# give him joint custody or not



## momredtinker (Jun 26, 2012)

I went out got a lawyer and pay for it for him to sign. It saids that I have primary custody and he has joint legal custody and something like that. He said he aint signing nothing unless he gets joint custody. But he gets joint custody he can said he doesnt have to paid child support right? Or put child support in the agreement too. What should I do here?


----------



## keko (Mar 21, 2012)

Depends, do you want the best for your kids, a 50/50 or the best for you, child support $$?


----------



## UpnDown (May 4, 2012)

Does he want Joint or does he want Shared?? Are you going 50 / 50 or are you going to have them with him getting visitations? (ie. every Wednesday and every other weekend).

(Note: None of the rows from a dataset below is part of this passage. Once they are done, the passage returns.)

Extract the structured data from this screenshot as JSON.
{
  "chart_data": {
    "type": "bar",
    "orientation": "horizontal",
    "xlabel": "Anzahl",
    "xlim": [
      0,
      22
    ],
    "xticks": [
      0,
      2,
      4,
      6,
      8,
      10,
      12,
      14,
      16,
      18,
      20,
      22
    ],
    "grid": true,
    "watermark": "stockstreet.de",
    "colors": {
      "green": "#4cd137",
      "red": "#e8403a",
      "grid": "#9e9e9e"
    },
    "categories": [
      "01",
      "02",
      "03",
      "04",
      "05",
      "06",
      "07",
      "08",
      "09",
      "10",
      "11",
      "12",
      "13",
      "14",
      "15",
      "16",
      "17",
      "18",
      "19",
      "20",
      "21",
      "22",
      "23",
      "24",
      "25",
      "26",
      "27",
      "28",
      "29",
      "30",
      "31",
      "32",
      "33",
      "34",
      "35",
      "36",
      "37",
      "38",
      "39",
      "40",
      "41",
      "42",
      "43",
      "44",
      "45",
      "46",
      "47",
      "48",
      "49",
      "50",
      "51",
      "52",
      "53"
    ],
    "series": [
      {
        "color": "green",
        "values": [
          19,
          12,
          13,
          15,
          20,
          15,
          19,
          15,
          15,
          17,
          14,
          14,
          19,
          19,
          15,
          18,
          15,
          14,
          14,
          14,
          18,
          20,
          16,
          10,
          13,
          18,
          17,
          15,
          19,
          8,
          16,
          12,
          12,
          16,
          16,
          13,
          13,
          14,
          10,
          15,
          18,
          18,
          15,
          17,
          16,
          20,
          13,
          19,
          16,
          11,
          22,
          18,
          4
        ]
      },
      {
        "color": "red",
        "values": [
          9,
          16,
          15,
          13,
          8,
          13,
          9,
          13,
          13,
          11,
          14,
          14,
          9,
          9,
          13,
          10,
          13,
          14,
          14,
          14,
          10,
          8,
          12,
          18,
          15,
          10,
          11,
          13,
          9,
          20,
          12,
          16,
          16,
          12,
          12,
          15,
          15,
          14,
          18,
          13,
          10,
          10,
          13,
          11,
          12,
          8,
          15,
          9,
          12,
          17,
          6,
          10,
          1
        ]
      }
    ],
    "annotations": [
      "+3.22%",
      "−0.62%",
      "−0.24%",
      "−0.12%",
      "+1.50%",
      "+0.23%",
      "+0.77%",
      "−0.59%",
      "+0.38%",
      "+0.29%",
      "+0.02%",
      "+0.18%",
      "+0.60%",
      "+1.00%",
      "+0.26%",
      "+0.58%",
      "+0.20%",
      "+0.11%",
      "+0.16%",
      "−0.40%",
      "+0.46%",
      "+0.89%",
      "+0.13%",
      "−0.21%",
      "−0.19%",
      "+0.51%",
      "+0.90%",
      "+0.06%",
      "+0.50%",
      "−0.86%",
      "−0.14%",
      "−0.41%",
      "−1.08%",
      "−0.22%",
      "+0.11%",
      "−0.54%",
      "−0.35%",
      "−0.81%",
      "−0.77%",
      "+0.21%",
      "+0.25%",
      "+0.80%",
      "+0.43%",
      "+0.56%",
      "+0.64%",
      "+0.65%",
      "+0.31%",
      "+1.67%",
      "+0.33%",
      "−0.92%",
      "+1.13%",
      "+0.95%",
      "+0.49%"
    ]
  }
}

If its 50 / 50 then child support will go to the lowest income.

Child support will be determined by how much each parent would receive if they had full custody, lowest amount would be subtracted by the highest amount.

Example.

Ex and I are doing 50 / 50 shared. She makes less than I do.

Lets say if she had them 100% I would pay her $1000.

If I had them 100% she would pay me $400.

So if it was shared with 50 / 50 then I would pay her $600 and then the 'extra' costs (which have to be agreed on) would be based on difference in income.


----------



## momredtinker (Jun 26, 2012)

ok thanks.


----------